İsmail Hakkı Tombul ise grev yapan işçilere saldırı yapıldığı gün Mecliste SSGSSnin görüşüldüğüne dikkat çekerek, Bu, hükümetin tersanelerde önlem alma konusundaki samimiyetsizliğinin göstergesidir dedi. Tombul tüm güçleriyle tersane işçilerinin yanında olacaklarını ifade etti.
Ufuk Uras da yaptığı tersane işçilerinin sorunları çözülene kadar konuyu gündemden düşürmeyeceklerini ifade etti. Konuşmaların ardından DİSK üyeleri oturma eylemine başlarken işçiler halaylarla greve devam ettiler.
Türk-İşe Bağlı İstanbul Şubeler Platformunu oluşturan şubeler de tersane işçilerini ziyarete geldiler. Platform adına konuşan Belediye-İş 3 Nolu Şube Başkanı Ayrılmaz, sorunların çözülmesi için örgütlenmenin önündeki engellerin kaldırılmasını istedi. Ayrılmaz, tersane işçileri için yürüyüş yapan belediye işçilerinin dayanışma duygularını iletti.
Gözaltına alınanlar da serbest bırakılmalarının ardından grev yerine geldiler. İşçilere seslenen Limter-İş Başkanı Cem Dinç, 7 ayda 18 işçinin iş cinayetine kurban gitmesinin tersanelerde vahşi kapitalizmin hangi boyuta geldiğini gösterdiğini ifade etti.
EMEP İstanbul İl Örgütü de grev yapan tersane işçilerine yürüyüş yaparak destek verdi. EMEP Tuzla ilçe örgütü önünden sloganlarla tersaneye yürüyen EMEP üyeleri, iş cinayetlerinin son bulmasını istedi. Burada konuşan EMEP İstanbul İl Başkanı Güven Gerçek, çalışma koşullarının düzeltilmesi için mücadele eden tersane işçilerinin yanında olmaya devam edeceklerini kaydetti.
İŞÇİLERİN TALEPLERİ
* Taşeron sistemi kaldırılsın!
* İş güvenliği ve işçi sağlığı tedbirleri alınsın!

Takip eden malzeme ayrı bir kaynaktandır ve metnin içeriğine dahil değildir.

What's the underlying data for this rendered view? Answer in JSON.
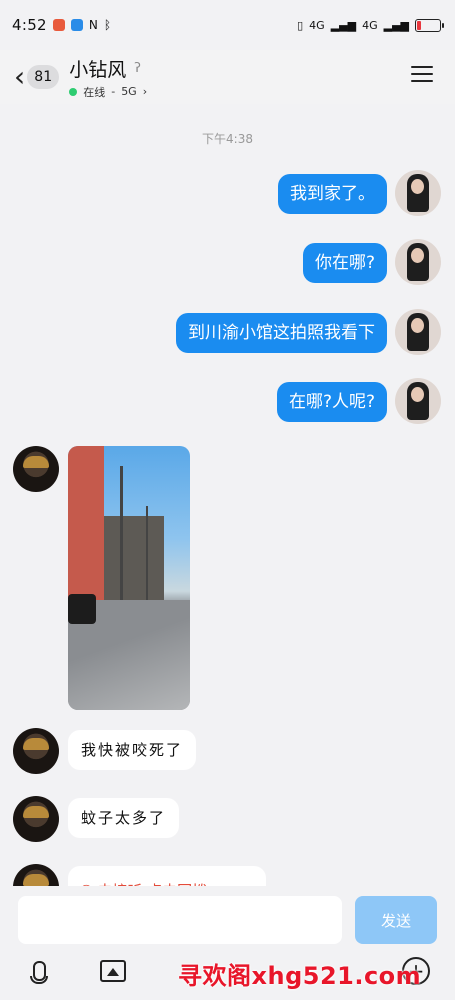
{
  "status_bar": {
    "time": "4:52",
    "network": "4G",
    "network2": "4G"
  },
  "header": {
    "back_icon": "chevron-left-icon",
    "unread_count": "81",
    "contact_name": "小钻风",
    "ear_icon": "ear-icon",
    "online_status": "在线",
    "network_status": "5G",
    "status_color": "#2ecc71"
  },
  "messages": {
    "timestamp": "下午4:38",
    "outgoing": [
      "我到家了。",
      "你在哪?",
      "到川渝小馆这拍照我看下",
      "在哪?人呢?"
    ],
    "incoming": [
      "我快被咬死了",
      "蚊子太多了"
    ],
    "call_notice": "未接听,点击回拨"
  },
  "composer": {
    "input_placeholder": "",
    "send_label": "发送",
    "send_color": "#8ec7f7"
  },
  "watermark": "寻欢阁xhg521.com",
  "colors": {
    "outgoing_bubble": "#1a8cf0",
    "incoming_bubble": "#ffffff",
    "background": "#f2f2f4"
  }
}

* Ağır ve tehlikeli işler yönetmeliği uygulansın!
* İş cinayetlerinden sorumlu olan patronlar yargılansın!
* Sigorta primleri asıl işveren tarafından yatırılsın!
* İşçilerin kıdem ve ihbar tazminatları ödensin!
* Çalışma süreleri günlük 7.5 saate indirilsin!
* Gurbetçi işçilere barınma odaları sağlansın!
* İşçilere çay molası verilsin!
* Yemekhaneler düzeltilsin!
Aydınlar grevcilerin yanında
Şair Sennur Sezer: Burada olduğum için heyecanlıyım. 17sinden 70ine birçok kesim tersane işçisinin yanında, bu heyecan verici. Hastanede yatan işçi kardeşlerimizin üzüntüsünü yaşıyorum. Tersane işçilerinin talepleri kabul edilene kadar onların yanında olmaya devam edeceğim.
Yazar Adnan Özyalçıner: Kafa gücünden başka sermayesi olmayan aydınlar ve emeğinden başka sermayesi olmayan işçilerin bir araya gelmesi çok önemli. Burada yaşanan vahşete dur demek için tersane işçilerinin yanında olmak için buradayız. Bugün burada yaşanan birliktelik bundan sonra da devam etmeli.